Underpinning the charge (sorry) is Mahindra’s new ‘Inglo’ EV platform, which offers between 60 and 80kWh of battery capacity, accepts DC supply at up to 175kW and charges to 80 per cent in half an hour. It also offers V2L or ‘vehicle to load’, which is a fairly arcane way of saying you can plug a special dongle into the charging port and run roughly any electrical appliance you choose. In any case, we can already think of about 10 ways we’d use such a feature.
But, as we’ve just realised, listing the battery specs first is akin to talking about a new petrol car and leading with how big its fuel tank is. So we’ll try to avoid such a bizarre double standard in the future and move on the important, Top Gearish bits.

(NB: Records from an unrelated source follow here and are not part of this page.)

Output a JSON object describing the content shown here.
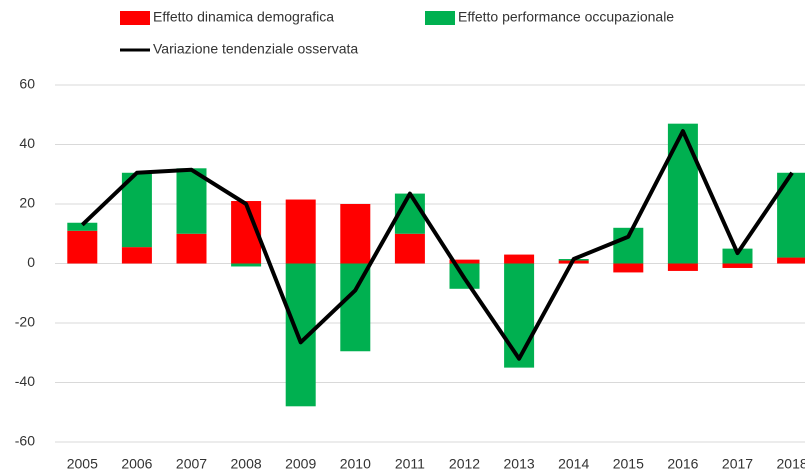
{
  "chart_data": {
    "type": "bar",
    "stacked": true,
    "categories": [
      "2005",
      "2006",
      "2007",
      "2008",
      "2009",
      "2010",
      "2011",
      "2012",
      "2013",
      "2014",
      "2015",
      "2016",
      "2017",
      "2018"
    ],
    "series": [
      {
        "name": "Effetto dinamica demografica",
        "type": "bar",
        "color": "#ff0000",
        "values": [
          11,
          5.5,
          10,
          21,
          21.5,
          20,
          10,
          1.3,
          3,
          1,
          -3,
          -2.5,
          -1.5,
          2
        ]
      },
      {
        "name": "Effetto performance occupazionale",
        "type": "bar",
        "color": "#00b050",
        "values": [
          2.7,
          25,
          22,
          -1,
          -48,
          -29.5,
          13.5,
          -8.5,
          -35,
          0.5,
          12,
          47,
          5,
          28.5
        ]
      },
      {
        "name": "Variazione tendenziale osservata",
        "type": "line",
        "color": "#000000",
        "values": [
          13,
          30.5,
          31.5,
          20,
          -26.5,
          -9,
          23.5,
          -5,
          -32,
          1.5,
          9,
          44.5,
          3.5,
          30.5
        ]
      }
    ],
    "ylim": [
      -60,
      60
    ],
    "yticks": [
      -60,
      -40,
      -20,
      0,
      20,
      40,
      60
    ],
    "grid": true
  }
}
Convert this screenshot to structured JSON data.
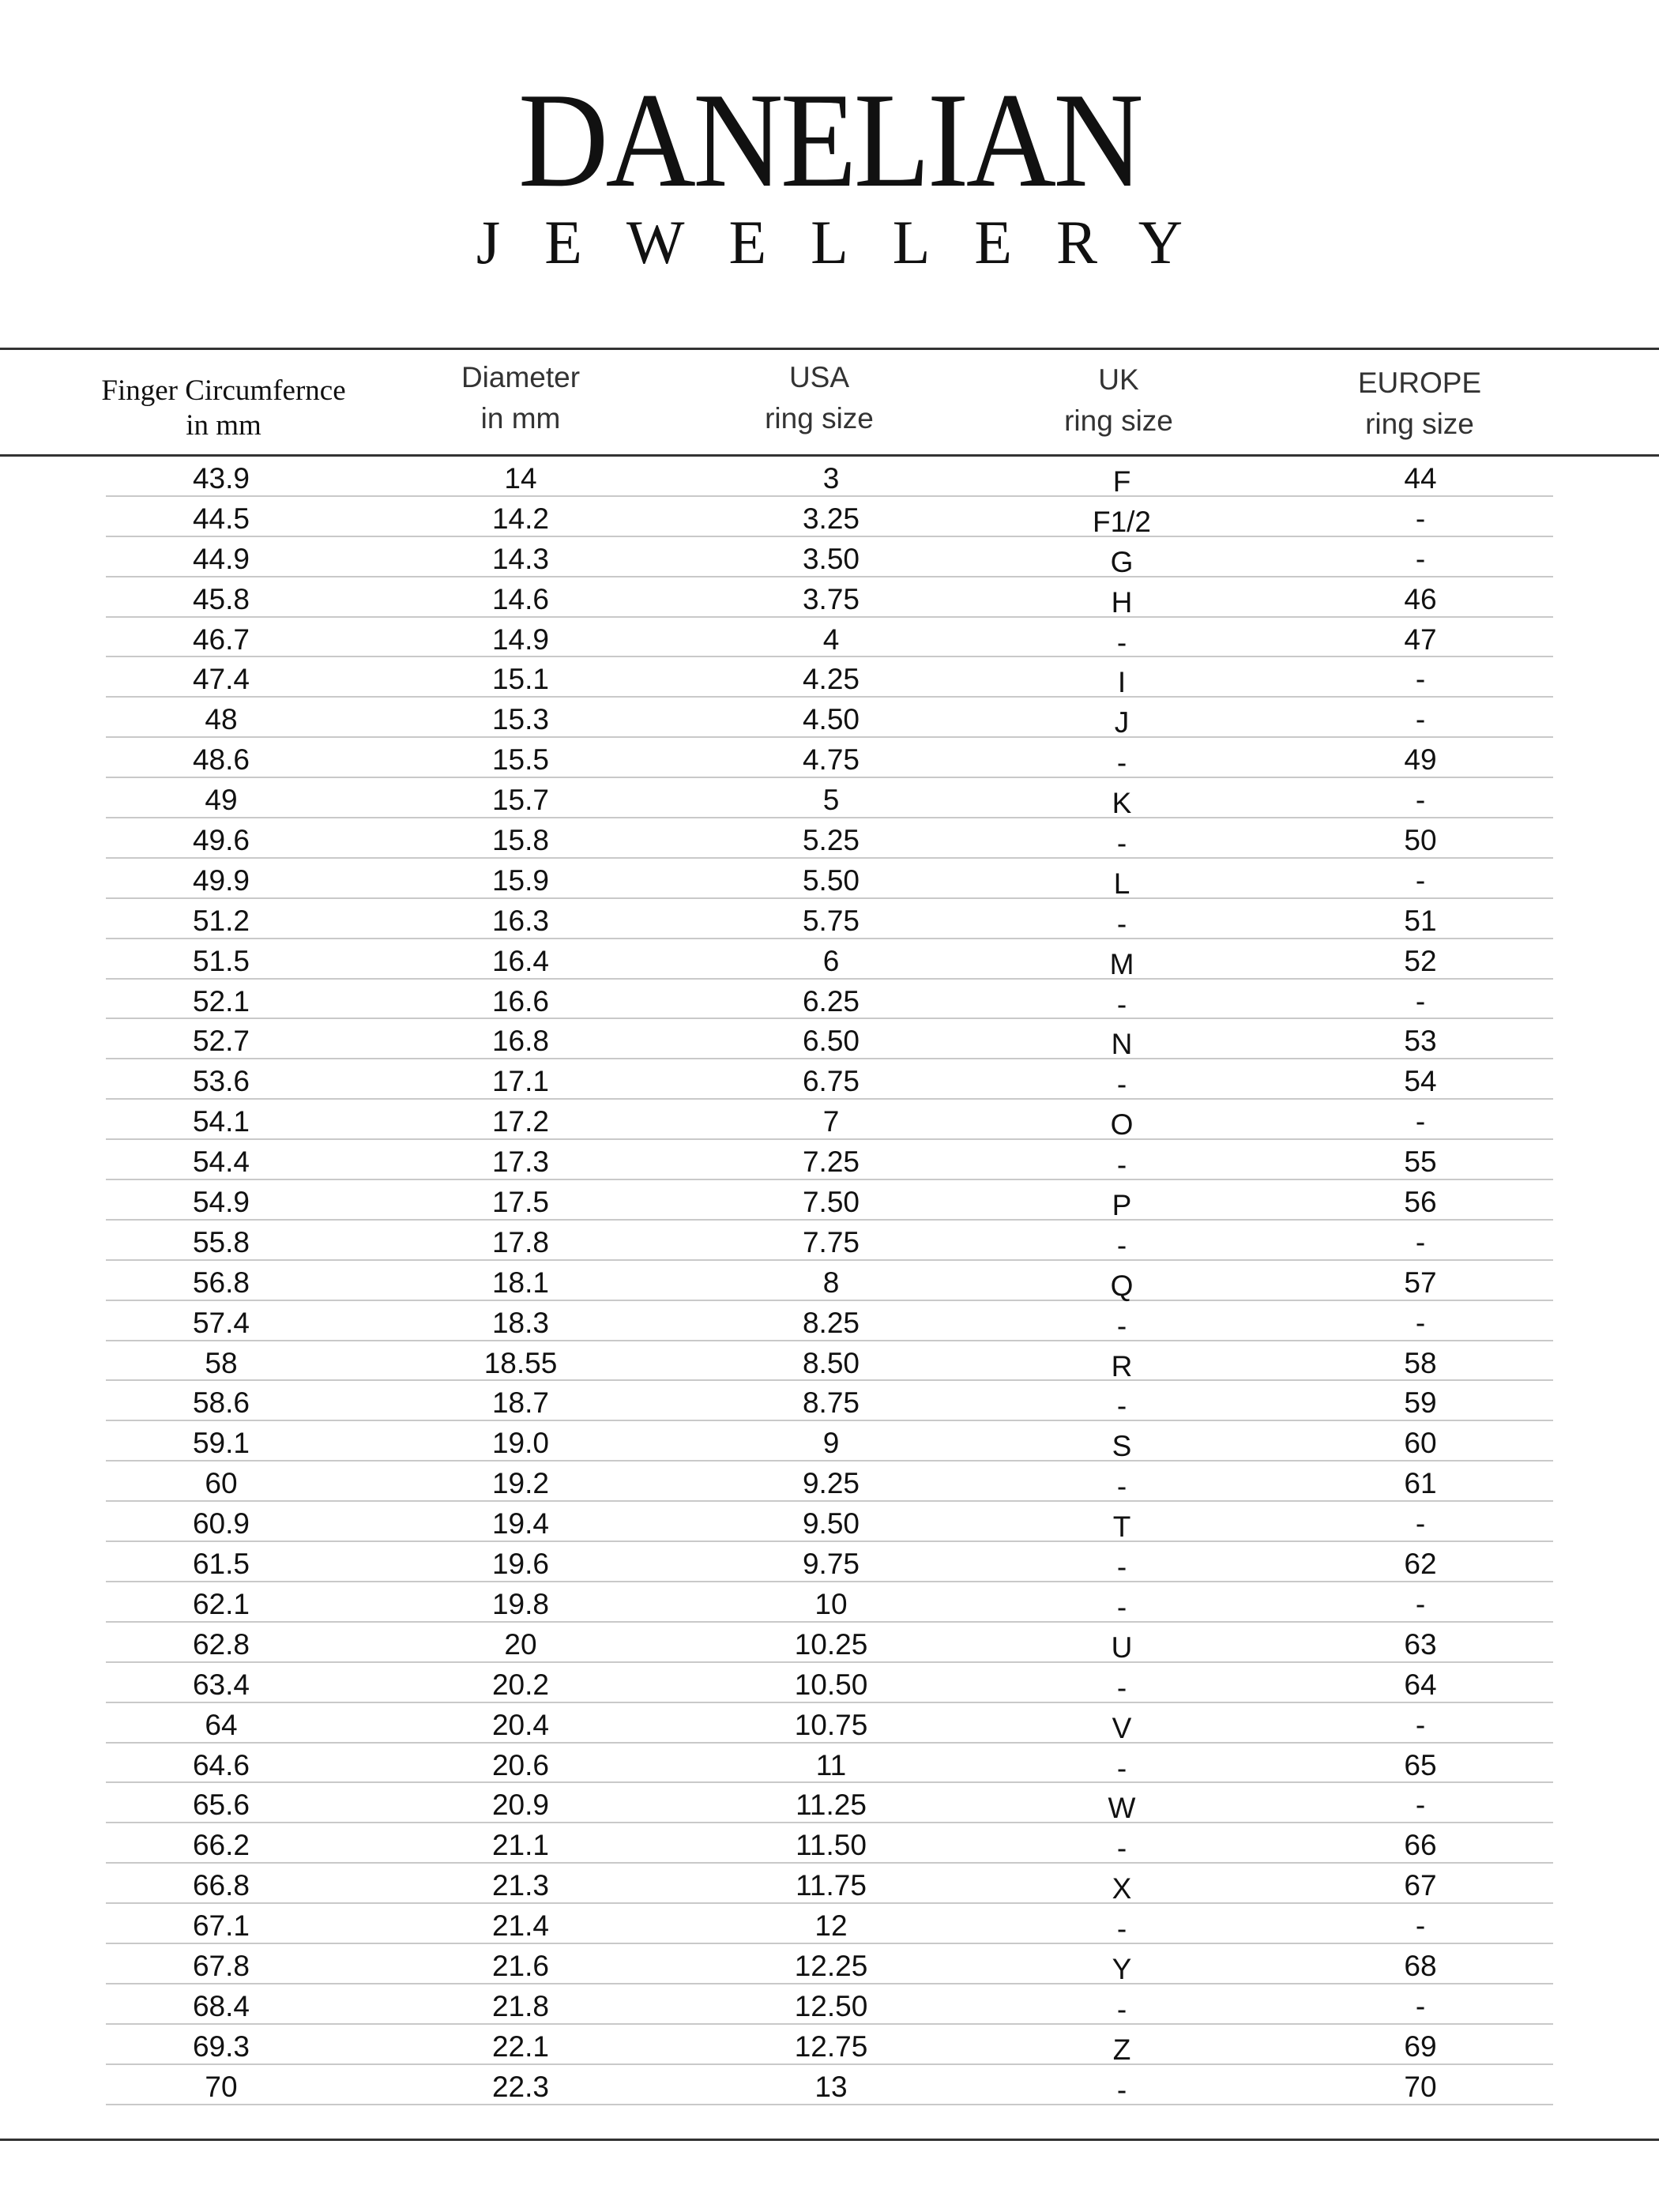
{
  "brand": {
    "name": "DANELIAN",
    "tagline": "JEWELLERY"
  },
  "table": {
    "headers": [
      {
        "line1": "Finger Circumfernce",
        "line2": "in mm"
      },
      {
        "line1": "Diameter",
        "line2": "in mm"
      },
      {
        "line1": "USA",
        "line2": "ring size"
      },
      {
        "line1": "UK",
        "line2": "ring size"
      },
      {
        "line1": "EUROPE",
        "line2": "ring size"
      }
    ],
    "rows": [
      [
        "43.9",
        "14",
        "3",
        "F",
        "44"
      ],
      [
        "44.5",
        "14.2",
        "3.25",
        "F1/2",
        "-"
      ],
      [
        "44.9",
        "14.3",
        "3.50",
        "G",
        "-"
      ],
      [
        "45.8",
        "14.6",
        "3.75",
        "H",
        "46"
      ],
      [
        "46.7",
        "14.9",
        "4",
        "-",
        "47"
      ],
      [
        "47.4",
        "15.1",
        "4.25",
        "I",
        "-"
      ],
      [
        "48",
        "15.3",
        "4.50",
        "J",
        "-"
      ],
      [
        "48.6",
        "15.5",
        "4.75",
        "-",
        "49"
      ],
      [
        "49",
        "15.7",
        "5",
        "K",
        "-"
      ],
      [
        "49.6",
        "15.8",
        "5.25",
        "-",
        "50"
      ],
      [
        "49.9",
        "15.9",
        "5.50",
        "L",
        "-"
      ],
      [
        "51.2",
        "16.3",
        "5.75",
        "-",
        "51"
      ],
      [
        "51.5",
        "16.4",
        "6",
        "M",
        "52"
      ],
      [
        "52.1",
        "16.6",
        "6.25",
        "-",
        "-"
      ],
      [
        "52.7",
        "16.8",
        "6.50",
        "N",
        "53"
      ],
      [
        "53.6",
        "17.1",
        "6.75",
        "-",
        "54"
      ],
      [
        "54.1",
        "17.2",
        "7",
        "O",
        "-"
      ],
      [
        "54.4",
        "17.3",
        "7.25",
        "-",
        "55"
      ],
      [
        "54.9",
        "17.5",
        "7.50",
        "P",
        "56"
      ],
      [
        "55.8",
        "17.8",
        "7.75",
        "-",
        "-"
      ],
      [
        "56.8",
        "18.1",
        "8",
        "Q",
        "57"
      ],
      [
        "57.4",
        "18.3",
        "8.25",
        "-",
        "-"
      ],
      [
        "58",
        "18.55",
        "8.50",
        "R",
        "58"
      ],
      [
        "58.6",
        "18.7",
        "8.75",
        "-",
        "59"
      ],
      [
        "59.1",
        "19.0",
        "9",
        "S",
        "60"
      ],
      [
        "60",
        "19.2",
        "9.25",
        "-",
        "61"
      ],
      [
        "60.9",
        "19.4",
        "9.50",
        "T",
        "-"
      ],
      [
        "61.5",
        "19.6",
        "9.75",
        "-",
        "62"
      ],
      [
        "62.1",
        "19.8",
        "10",
        "-",
        "-"
      ],
      [
        "62.8",
        "20",
        "10.25",
        "U",
        "63"
      ],
      [
        "63.4",
        "20.2",
        "10.50",
        "-",
        "64"
      ],
      [
        "64",
        "20.4",
        "10.75",
        "V",
        "-"
      ],
      [
        "64.6",
        "20.6",
        "11",
        "-",
        "65"
      ],
      [
        "65.6",
        "20.9",
        "11.25",
        "W",
        "-"
      ],
      [
        "66.2",
        "21.1",
        "11.50",
        "-",
        "66"
      ],
      [
        "66.8",
        "21.3",
        "11.75",
        "X",
        "67"
      ],
      [
        "67.1",
        "21.4",
        "12",
        "-",
        "-"
      ],
      [
        "67.8",
        "21.6",
        "12.25",
        "Y",
        "68"
      ],
      [
        "68.4",
        "21.8",
        "12.50",
        "-",
        "-"
      ],
      [
        "69.3",
        "22.1",
        "12.75",
        "Z",
        "69"
      ],
      [
        "70",
        "22.3",
        "13",
        "-",
        "70"
      ]
    ]
  }
}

Like the fact that it’s rear-drive by default, with somewhere between 228 and 281bhp on offer, extending to all-wheel drive and 335 to 388bhp should you so choose. Arithmetic then dictates that the front motor is rated to 107bhp... which, if we’ve done our maths even close to accurately, is about a 68:32 rear-biased torque split on the lower-powered AWD model and getting on for a 79:21 ratio for the top-spec cars.

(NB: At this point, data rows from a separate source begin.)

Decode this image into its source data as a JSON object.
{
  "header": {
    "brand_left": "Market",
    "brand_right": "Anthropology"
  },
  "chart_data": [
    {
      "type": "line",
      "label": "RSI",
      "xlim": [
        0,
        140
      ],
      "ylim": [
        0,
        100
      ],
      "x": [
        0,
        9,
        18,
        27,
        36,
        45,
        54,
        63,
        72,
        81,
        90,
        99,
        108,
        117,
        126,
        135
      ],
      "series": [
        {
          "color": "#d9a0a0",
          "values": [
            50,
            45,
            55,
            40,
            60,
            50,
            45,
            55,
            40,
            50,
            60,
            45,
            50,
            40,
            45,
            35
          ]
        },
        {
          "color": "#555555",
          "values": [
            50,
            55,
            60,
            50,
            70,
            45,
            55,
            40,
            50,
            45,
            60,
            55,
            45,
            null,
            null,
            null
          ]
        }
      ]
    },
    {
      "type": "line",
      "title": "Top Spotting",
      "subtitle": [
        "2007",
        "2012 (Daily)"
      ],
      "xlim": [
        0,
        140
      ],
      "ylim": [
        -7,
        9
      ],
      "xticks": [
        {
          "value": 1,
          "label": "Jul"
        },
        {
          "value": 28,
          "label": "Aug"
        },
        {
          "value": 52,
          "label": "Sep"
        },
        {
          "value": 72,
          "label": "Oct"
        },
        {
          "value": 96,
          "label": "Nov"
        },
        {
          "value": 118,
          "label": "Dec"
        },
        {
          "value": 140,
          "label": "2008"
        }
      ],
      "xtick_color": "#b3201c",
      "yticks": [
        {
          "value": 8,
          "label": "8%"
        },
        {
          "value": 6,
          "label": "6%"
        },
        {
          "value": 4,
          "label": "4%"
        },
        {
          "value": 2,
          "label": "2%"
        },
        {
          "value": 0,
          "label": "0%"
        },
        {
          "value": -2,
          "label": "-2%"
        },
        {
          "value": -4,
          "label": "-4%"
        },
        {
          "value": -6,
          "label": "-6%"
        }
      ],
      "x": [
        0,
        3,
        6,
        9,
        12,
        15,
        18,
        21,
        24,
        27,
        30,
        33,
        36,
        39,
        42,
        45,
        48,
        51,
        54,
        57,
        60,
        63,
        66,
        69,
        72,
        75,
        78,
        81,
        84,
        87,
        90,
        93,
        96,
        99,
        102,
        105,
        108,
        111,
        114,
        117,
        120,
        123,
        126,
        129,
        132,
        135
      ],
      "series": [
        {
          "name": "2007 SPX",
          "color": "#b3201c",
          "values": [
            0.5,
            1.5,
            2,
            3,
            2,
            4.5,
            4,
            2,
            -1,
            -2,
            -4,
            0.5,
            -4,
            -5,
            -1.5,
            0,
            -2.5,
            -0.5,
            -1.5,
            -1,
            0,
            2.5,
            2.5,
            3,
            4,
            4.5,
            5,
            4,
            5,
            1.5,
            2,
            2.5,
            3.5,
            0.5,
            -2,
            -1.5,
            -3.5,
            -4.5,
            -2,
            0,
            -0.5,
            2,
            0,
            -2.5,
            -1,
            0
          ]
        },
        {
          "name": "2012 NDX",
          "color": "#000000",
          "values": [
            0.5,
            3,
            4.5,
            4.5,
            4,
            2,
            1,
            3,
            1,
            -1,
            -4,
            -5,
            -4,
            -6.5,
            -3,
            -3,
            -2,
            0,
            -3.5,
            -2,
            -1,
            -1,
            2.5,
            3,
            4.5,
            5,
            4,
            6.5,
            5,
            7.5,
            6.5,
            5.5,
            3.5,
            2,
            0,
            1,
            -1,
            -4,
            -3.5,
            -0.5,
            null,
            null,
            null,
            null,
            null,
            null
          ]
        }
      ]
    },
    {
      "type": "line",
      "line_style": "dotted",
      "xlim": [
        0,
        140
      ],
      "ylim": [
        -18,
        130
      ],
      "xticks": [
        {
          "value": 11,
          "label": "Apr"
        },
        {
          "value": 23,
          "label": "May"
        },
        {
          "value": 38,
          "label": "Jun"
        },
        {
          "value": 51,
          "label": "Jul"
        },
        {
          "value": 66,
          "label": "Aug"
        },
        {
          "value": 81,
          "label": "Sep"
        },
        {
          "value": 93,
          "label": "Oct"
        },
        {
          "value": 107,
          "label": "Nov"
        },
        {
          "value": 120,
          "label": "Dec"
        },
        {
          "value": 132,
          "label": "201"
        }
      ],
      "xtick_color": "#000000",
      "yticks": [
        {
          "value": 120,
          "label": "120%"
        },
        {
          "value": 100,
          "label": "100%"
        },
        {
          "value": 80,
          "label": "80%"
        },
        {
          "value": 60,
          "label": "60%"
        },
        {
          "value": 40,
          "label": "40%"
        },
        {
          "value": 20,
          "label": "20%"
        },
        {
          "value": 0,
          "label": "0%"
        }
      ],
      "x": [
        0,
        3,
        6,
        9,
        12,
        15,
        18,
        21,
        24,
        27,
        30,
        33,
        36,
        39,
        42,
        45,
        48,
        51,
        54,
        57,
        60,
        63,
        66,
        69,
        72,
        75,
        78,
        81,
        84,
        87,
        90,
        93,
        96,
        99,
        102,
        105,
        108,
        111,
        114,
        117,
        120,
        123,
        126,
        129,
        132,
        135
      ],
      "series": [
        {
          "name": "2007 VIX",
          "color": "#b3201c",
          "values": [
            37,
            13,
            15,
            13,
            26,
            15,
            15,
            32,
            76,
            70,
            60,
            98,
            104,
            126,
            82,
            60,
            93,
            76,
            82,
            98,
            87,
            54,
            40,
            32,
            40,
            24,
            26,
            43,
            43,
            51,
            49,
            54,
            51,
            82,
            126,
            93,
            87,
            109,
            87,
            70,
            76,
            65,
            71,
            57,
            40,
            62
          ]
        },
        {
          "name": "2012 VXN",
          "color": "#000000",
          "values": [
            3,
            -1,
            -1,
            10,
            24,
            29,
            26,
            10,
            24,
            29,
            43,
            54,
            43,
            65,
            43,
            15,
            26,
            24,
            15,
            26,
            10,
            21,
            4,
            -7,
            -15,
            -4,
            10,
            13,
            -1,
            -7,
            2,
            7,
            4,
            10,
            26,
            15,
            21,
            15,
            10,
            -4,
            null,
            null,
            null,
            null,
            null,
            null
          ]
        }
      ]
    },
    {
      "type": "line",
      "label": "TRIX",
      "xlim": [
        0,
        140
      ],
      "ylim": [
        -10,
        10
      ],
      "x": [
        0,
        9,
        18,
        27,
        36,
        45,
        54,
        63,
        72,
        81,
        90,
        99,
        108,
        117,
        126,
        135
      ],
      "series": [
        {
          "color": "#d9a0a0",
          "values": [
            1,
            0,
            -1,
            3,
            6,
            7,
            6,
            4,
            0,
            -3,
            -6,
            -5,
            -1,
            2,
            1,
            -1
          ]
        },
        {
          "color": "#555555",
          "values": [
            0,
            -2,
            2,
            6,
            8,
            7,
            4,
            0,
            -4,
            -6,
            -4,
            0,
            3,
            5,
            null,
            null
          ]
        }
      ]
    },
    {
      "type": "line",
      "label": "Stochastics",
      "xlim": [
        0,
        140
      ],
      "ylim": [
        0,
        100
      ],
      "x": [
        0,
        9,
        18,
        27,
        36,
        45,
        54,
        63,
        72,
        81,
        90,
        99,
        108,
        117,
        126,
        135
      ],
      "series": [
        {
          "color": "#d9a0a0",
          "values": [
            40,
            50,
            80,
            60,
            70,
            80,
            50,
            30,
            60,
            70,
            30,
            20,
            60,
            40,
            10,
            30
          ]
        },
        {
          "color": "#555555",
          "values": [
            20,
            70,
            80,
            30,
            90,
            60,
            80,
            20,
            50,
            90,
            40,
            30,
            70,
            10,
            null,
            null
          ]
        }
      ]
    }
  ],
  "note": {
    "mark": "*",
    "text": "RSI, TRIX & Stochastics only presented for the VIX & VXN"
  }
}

Which feels uncannily spot-on for some heroic powerslides somewhere in the Himalayas. And just in case you wanted to invite anyone to test that theory out, Mahindra, you know where to find us. It’d also likely be a fair test of the Inglo platform’s semi-active suspension and brake by wire tech... but hopefully not the five-star global NCAP rating it’s designed to meet.
But, Mahindra, in case you were wondering which car is best for such a Top Gear test, we’d immediately suggest the BE.05, given its ‘Angry Polestar meets Extreme E’ vibe, and the fact you’ve called it a Sports Electric Vehicle.
And yes, self-applied appellations mean about as much as that kid at school who insisted his nickname was ‘Party Animal’, but it’s a statement of intent if nothing else. Rather like launching five new EVs in the space of a few years, you could say.